Paper and Pencil Curriculum: How Much Do You Rely on It?

February 23, 2011

Paper is the lifeblood of schools. Rivers of paper pass through the copy machines and flow through hallways to the classrooms. Students and teachers swim in a sea of paper: paper bound in books, loose-leaf paper, college rule paper, graph paper and consumable paper glued in workbooks. Information is retrieved from paper, stored on paper and shared on paper.

Students color paper, cut paper, glue paper, fold paper hot dog and hamburger style, read paper, write on paper, bubble in paper. Isn't it amazing what teachers can do with just paper and pencils? Frankly, I'm sick of paper. Is paper the best we can come up with to help our students learn?

Isn't it time we quit trying to fit learning on a page and quantifying knowledge on a piece paper? Mike Schmoker talked about the dependency on the "crayola curriculum." Is there no other way?

What would schools do if all of the sudden there wasn't any more paper? Can a teacher teach without handing out a single piece of paper? Can students learn without scribbling on paper? How would they learn? Abe Lincoln learned his lessons with a piece of coal and a shovel. For years, students had personal blackboards upon which to do their assignments. These things would be, at best, a replacement for paper.

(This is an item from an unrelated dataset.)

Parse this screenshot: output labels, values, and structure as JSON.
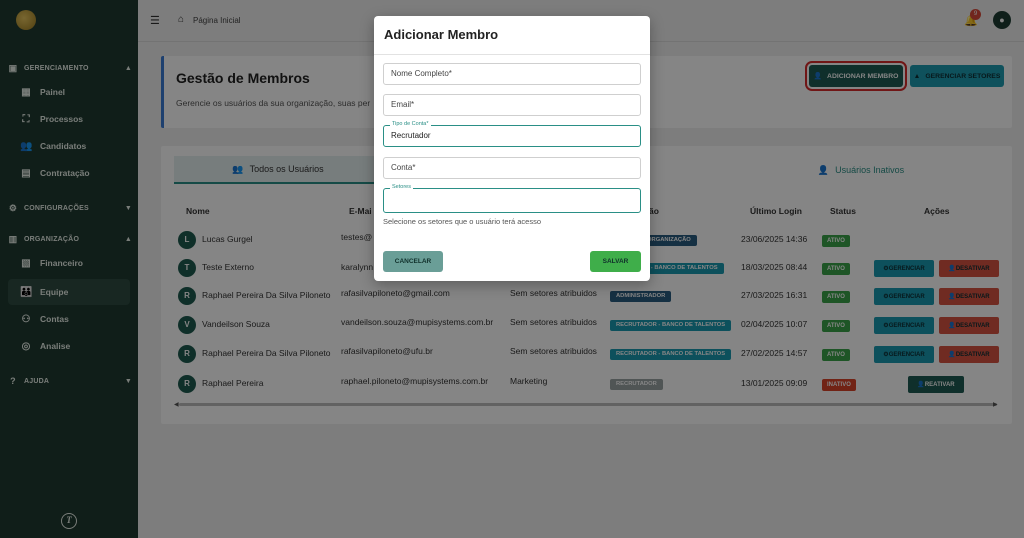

And even a laptop for every student would be no better than a shovel and coal if all that it was used for were things that could have been done with the shovel and a piece of coal.

The Numbers

With a little research, I discovered that some teachers are given paper allotments for the entire year at their school sites. Let's say that in a school of 100 teachers, each teacher gets a 50-ream allotment. Each ream holds 500 sheets, so per teacher, that would be 25,000 pieces of paper. In a class of 30 students that is 833 pieces of paper per student per year. This would mean at a school of 100 teachers, that school would use 250,000 piece of paper annually. With that, a school like this would spend approximately $7,500 per year on printing on this paper and paper itself costs $25,000, not to mention costs of copy toner and service agreements. So, I'm thinking that every school could use an extra $30,000 to $50,000. Perhaps this would be enough to invest in technology that inscribes indelible information in the brain instead of on paper.

Paperless Learning

Today, my son, Gideon got an education that did not involve him manipulating one sheet of paper. He spent the day at an engineering consultant firm and learned firsthand the process of building bridges, roads, and interchanges. They showed him the plans for their projects and then went out around San Antonio to show them the finished products. Frankly, I ask him everyday how his day went and today was the first day in a long time that he was enthused and willing to talk to me about it. I think the last time that happened, Gideon was six years old.

He was definitely more excited to learn about engineering in this way than he would have been if he just read about it. Maybe Robert Marzano got it right when he stated that students need to have experiences rather than just read about them.

Imagine how different schools would have to be if paper did not exist:

  • What changes would that make on how teachers teach?
  • How would students learn differently?
  • What changes would that make in the economy of school (aside from the correction fluid, pencil, and eraser companies that would go out of business)?
  • What would replace the crisis of the copy machine jam?

Most importantly of all, what would replace paper as the lifeblood of schools? I'm interested in reading your answers to these questions.